Bis zuletzt hat die griechische Regierung auf Abschiebungen nach Afghanistan gedrungen, gemeinsam mit Deutschland unterzeichnete sie den Brief verschiedener europäischer Regierungen für weitere Abschiebung – nur drei Tage vor der Machtübernahme der Taliban. Durch den EU/Türkei Deal wurde inzwischen die Türkei auch für Afghan:innen als sicheres Drittland erklärt. Die griechischen Migrationsbehörden interessieren sich bei afghanischen Antragsteller:innen nun vorrangig für ihre Sicherheitslage in der Türkei, um sie dorthin abzuschieben. Die Türkei wiederum hat in den letzten Jahren regelmäßig nach Afghanistan oder angrenzende Länder (Iran, Irak) abgeschoben – afghanische und andere Geflüchtete sind also akut von Kettenabschiebungen bedroht, sollte die Türkei sie wieder aufnehmen. Momentan schützt einzig die Covid-Pandemie Geflüchtete in Griechenland vor Rückschiebungen, denn seit letztem Jahr weigert die Türkei sich mit Verweis auf Corona abgelehnte Asylbewerber:innen aufzunehmen. Dies kann sich allerdings jederzeit ändern. Griechenland drängt massiv auf eine Aufhebung des Rücknahmestopps.

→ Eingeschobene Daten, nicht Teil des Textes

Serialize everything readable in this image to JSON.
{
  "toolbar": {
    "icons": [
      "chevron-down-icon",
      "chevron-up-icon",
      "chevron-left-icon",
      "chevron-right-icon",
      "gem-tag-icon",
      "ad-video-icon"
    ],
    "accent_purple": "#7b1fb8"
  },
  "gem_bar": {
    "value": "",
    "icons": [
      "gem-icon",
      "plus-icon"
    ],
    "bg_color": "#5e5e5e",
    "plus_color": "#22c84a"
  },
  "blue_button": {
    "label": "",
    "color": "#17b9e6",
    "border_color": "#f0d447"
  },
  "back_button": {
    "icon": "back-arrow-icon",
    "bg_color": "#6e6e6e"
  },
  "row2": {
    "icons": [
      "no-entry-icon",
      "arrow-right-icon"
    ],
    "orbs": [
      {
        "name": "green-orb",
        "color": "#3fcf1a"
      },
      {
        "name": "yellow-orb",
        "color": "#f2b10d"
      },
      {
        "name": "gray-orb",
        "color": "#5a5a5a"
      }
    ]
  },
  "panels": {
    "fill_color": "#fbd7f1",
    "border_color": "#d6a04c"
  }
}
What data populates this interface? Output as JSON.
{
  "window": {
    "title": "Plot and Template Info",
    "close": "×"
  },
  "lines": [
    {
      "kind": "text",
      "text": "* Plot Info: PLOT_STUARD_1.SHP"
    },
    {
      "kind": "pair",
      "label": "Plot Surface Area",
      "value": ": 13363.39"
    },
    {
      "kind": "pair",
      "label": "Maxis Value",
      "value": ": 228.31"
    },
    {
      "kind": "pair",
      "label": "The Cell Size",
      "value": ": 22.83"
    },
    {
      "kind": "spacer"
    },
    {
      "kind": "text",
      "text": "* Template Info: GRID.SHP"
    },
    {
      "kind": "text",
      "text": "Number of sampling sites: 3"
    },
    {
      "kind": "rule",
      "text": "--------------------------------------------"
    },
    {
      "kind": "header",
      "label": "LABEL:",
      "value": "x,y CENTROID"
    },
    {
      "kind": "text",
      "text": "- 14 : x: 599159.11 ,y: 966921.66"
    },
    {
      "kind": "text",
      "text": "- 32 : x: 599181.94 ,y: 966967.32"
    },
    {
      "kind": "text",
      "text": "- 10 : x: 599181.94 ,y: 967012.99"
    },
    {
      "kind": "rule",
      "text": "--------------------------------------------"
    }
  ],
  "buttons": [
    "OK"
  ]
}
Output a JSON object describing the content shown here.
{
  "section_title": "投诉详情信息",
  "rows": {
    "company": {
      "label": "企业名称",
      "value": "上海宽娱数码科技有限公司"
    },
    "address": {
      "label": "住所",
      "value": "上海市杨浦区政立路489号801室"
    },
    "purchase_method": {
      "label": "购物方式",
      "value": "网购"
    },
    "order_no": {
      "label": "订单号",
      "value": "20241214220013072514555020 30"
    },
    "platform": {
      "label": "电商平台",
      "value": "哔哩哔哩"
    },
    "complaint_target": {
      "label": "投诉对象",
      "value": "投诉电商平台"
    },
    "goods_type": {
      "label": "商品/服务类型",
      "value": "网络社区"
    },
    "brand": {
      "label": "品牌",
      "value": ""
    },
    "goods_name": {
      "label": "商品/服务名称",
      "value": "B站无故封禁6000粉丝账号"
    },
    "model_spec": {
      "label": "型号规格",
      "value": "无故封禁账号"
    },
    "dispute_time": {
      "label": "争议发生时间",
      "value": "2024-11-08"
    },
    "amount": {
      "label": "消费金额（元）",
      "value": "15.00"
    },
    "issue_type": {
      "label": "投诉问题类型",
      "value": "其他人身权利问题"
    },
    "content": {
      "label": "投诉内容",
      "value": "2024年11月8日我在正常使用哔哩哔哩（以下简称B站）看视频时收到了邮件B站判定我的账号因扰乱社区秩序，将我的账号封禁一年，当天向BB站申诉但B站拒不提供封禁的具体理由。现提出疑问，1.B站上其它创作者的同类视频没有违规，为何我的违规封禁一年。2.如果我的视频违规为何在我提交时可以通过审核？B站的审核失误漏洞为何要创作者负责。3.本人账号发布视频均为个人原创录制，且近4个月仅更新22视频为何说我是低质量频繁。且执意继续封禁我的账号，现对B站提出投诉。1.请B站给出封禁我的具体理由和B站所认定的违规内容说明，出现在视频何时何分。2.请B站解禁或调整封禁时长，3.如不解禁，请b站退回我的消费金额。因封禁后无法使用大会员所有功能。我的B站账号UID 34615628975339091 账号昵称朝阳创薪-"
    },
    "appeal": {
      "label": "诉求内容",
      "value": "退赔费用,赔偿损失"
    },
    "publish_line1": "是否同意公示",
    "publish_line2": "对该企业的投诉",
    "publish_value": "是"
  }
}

Erdogan pflegt gute Beziehungen zu den Taliban, die Türkei soll perspektivisch den Flughafen in Kabul verwalten. Dass Abschiebungen nach Afghanistan und damit in ein von den Taliban regiertes Land stattfinden, ist ein Szenario, dass Geflüchtete in Griechenland wie in der Türkei zurecht fürchten. In der Türkei sitzen zehntausende Afghan:innen, die auch vor den Taliban geflohen sind, in Abschiebegefängnissen oder halten sich illegalisiert im Land auf.
Wir fordern deshalb das griechische Ministerium für Migration auf, umgehend allen Asylantragsteller:innen, die noch immer auf griechischen Inseln und dem Festland ausharren müssen, einen Aufenthaltstitel zu geben. Wir fordern die Europäische Union auf, Griechenland damit nicht allein zu lassen und Geflüchtete mit anerkanntem Status umgehend in Europa aufzunehmen. Wir fordern die (alte und neue) deutsche Bundesregierung auf, sich für diese Aufnahme einzusetzen. Es gibt in Deutschland die Bereitschaft vieler Städte und Kommunen dafür.
Die Menschen auf den griechischen Insel – Geflüchtete wie Bewohner:innen – dürfen nicht länger den Preis für eine völlig verfehlte und inhumane Asylpolitik Europas zahlen. Die Anerkennung und Aufnahme der Geflüchteten ist die einfachste Lösung, um die menschenunwürdigen Hotspots aufzulösen. Europäische Solidarität ist jetzt mehr denn je gefragt. Afghan:innen, ebenso wie andere Geflüchtete, die an den Rändern Europas festsitzen, müssen das Recht auf Bewegungsfreiheit und ein Leben in Würde bekommen können und die Lager Richtung Europa verlassen dürfen.